Citizen of the Year gets by little help from his friends
You can’t go it alone. Not if you expect to accomplish much, at least.
That’s what Woodbury resident Jack Lanners said he’s learned when it comes to helping a community move forward.
Members of the Woodbury community returned the favor earlier this month when Lanners was named the Woodbury Area Chamber of Commerce 2013 Citizen of the Year.
“It’s a humbling – and terrific – award,” Lanners said. “But we all know that it’s because of so many other people and, more often than not, family and business associates that helped you do whatever you’ve done.
“And it sure makes me feel good and proud that so many people helped me get this award.”
Chamber President Barbara Tuccitto Warren said “a plethora” of community members stepped forward to nominate Lanners for the award.
“Jack had an overwhelming number of nominations that pointed out all the many things that he has done for the Woodbury community,” she said.
That made the decision easier for the committee tasked with naming the Citizen of the Year, Tuccitto Warren said last week.
“The committee felt that Jack was well deserving of receiving the award,” she said.
In a nomination letter from former HealthEast executive and Woodbury resident Roger Green, Lanners was lauded for his deep community involvement.

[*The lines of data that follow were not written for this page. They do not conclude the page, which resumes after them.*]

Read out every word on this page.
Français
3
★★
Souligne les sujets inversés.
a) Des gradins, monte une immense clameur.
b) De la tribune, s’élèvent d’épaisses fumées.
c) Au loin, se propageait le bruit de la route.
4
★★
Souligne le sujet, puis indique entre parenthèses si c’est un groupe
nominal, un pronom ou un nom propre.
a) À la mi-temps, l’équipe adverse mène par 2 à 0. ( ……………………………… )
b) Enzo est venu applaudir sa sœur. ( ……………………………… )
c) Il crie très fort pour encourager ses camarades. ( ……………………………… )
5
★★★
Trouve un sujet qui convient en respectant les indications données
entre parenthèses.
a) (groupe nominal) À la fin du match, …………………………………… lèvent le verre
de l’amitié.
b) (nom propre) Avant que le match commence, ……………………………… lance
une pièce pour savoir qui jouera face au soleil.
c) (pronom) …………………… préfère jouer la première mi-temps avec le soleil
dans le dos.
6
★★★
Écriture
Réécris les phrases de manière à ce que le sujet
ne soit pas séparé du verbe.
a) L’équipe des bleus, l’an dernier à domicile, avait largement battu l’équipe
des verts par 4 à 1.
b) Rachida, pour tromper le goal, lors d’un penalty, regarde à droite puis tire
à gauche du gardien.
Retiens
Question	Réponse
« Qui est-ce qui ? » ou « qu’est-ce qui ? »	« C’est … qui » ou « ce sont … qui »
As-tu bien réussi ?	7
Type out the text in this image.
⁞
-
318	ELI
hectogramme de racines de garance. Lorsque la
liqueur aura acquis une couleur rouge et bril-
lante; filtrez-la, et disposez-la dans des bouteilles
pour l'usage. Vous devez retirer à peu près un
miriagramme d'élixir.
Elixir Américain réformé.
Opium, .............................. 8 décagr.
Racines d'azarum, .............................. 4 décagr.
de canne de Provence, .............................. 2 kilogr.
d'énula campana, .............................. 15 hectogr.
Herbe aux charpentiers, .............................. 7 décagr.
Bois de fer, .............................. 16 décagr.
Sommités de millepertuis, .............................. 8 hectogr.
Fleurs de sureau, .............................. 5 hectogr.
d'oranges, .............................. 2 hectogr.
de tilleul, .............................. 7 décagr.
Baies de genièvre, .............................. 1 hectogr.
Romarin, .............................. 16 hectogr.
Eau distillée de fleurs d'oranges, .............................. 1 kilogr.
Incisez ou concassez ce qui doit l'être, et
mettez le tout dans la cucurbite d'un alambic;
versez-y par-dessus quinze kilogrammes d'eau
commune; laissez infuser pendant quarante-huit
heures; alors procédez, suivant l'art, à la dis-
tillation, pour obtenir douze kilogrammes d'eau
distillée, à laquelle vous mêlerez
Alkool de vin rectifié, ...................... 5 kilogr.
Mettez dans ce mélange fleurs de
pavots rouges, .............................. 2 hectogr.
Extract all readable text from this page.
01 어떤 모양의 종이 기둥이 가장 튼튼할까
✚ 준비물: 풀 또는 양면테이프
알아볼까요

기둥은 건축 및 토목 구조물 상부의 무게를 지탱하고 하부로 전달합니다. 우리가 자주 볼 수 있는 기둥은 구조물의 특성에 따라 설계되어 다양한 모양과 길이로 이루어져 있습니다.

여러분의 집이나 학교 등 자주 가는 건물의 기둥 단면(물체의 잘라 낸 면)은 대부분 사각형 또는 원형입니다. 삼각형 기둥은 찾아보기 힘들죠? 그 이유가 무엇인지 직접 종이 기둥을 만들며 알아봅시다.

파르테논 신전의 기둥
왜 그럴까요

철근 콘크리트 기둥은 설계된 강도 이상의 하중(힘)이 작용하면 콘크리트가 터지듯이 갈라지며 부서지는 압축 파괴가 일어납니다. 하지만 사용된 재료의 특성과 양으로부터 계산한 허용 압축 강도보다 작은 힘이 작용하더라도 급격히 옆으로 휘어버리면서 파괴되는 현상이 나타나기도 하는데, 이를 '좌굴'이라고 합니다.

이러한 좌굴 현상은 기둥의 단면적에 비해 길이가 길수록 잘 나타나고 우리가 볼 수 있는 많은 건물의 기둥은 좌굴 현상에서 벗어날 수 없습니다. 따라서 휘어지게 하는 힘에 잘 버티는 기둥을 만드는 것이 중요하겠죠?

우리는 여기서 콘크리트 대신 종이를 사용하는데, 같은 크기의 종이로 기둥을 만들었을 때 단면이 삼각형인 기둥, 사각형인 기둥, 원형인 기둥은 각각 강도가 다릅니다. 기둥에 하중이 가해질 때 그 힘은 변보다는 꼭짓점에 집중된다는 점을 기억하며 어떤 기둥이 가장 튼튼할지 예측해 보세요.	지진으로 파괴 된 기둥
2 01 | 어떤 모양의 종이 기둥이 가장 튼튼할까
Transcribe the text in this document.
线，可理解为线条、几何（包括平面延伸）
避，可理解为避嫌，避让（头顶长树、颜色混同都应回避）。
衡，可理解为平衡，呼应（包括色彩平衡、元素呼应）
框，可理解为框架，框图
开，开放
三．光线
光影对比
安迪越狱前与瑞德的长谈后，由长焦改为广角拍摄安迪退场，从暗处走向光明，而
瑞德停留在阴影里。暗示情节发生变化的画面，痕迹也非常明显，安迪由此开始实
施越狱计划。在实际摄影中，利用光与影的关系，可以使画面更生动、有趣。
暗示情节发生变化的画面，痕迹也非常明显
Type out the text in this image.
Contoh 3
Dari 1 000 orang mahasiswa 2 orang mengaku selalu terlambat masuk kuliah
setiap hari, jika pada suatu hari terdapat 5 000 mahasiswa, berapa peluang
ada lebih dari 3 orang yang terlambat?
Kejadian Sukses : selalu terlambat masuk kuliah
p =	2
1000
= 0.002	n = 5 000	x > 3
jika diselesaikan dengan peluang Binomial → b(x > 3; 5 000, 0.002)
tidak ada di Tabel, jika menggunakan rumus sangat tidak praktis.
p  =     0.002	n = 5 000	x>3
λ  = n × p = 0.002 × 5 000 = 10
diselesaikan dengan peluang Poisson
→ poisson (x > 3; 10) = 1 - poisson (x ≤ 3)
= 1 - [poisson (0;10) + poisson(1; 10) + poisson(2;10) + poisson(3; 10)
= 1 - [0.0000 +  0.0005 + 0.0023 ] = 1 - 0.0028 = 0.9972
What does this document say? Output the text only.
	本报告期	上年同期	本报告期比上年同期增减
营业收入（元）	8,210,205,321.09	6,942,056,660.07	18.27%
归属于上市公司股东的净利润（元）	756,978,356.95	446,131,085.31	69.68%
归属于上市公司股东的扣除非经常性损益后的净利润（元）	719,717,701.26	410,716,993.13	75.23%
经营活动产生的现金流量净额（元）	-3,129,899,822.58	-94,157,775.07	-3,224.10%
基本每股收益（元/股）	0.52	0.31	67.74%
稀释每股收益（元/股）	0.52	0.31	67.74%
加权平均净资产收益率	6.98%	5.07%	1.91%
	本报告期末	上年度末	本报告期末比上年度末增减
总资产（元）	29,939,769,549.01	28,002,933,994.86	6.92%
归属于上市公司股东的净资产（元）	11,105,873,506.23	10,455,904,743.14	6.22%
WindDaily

“I can’t imagine anyone else in Woodbury who is more involved and more dedicated to assuring Woodbury is a great community,” Green wrote.
Lanners has been a Woodbury resident since he and his wife Norma Jean set down roots here in 1983. They are the parents to two adult daughters and four grandchildren.
The 60-year-old owns and operates MGM Wine & Spirits.
Lanners spreads his time among several local organizations, including the Woodbury Lions Club, of which he is a past president. He is vice chairman of the Woodbury Community Foundation Board, a member of the Woodbury Area Chamber of Commerce and serves on the Friends of St. Paul Libraries.
Lanners continues to serve on the board of the Center for the American Experiment think tank and was an eight-year Metropolitan Airports Commission member.
He said that working the service business has informed his passion for community outreach.
“You get used to doing service for others,” he said. “It’s to make things better – whatever you’re working on for the future – and leaving things better than you found them.
“And Woodbury is full of community service leaders who do that. That’s what makes a town of 65,000 people seem smaller and closer.”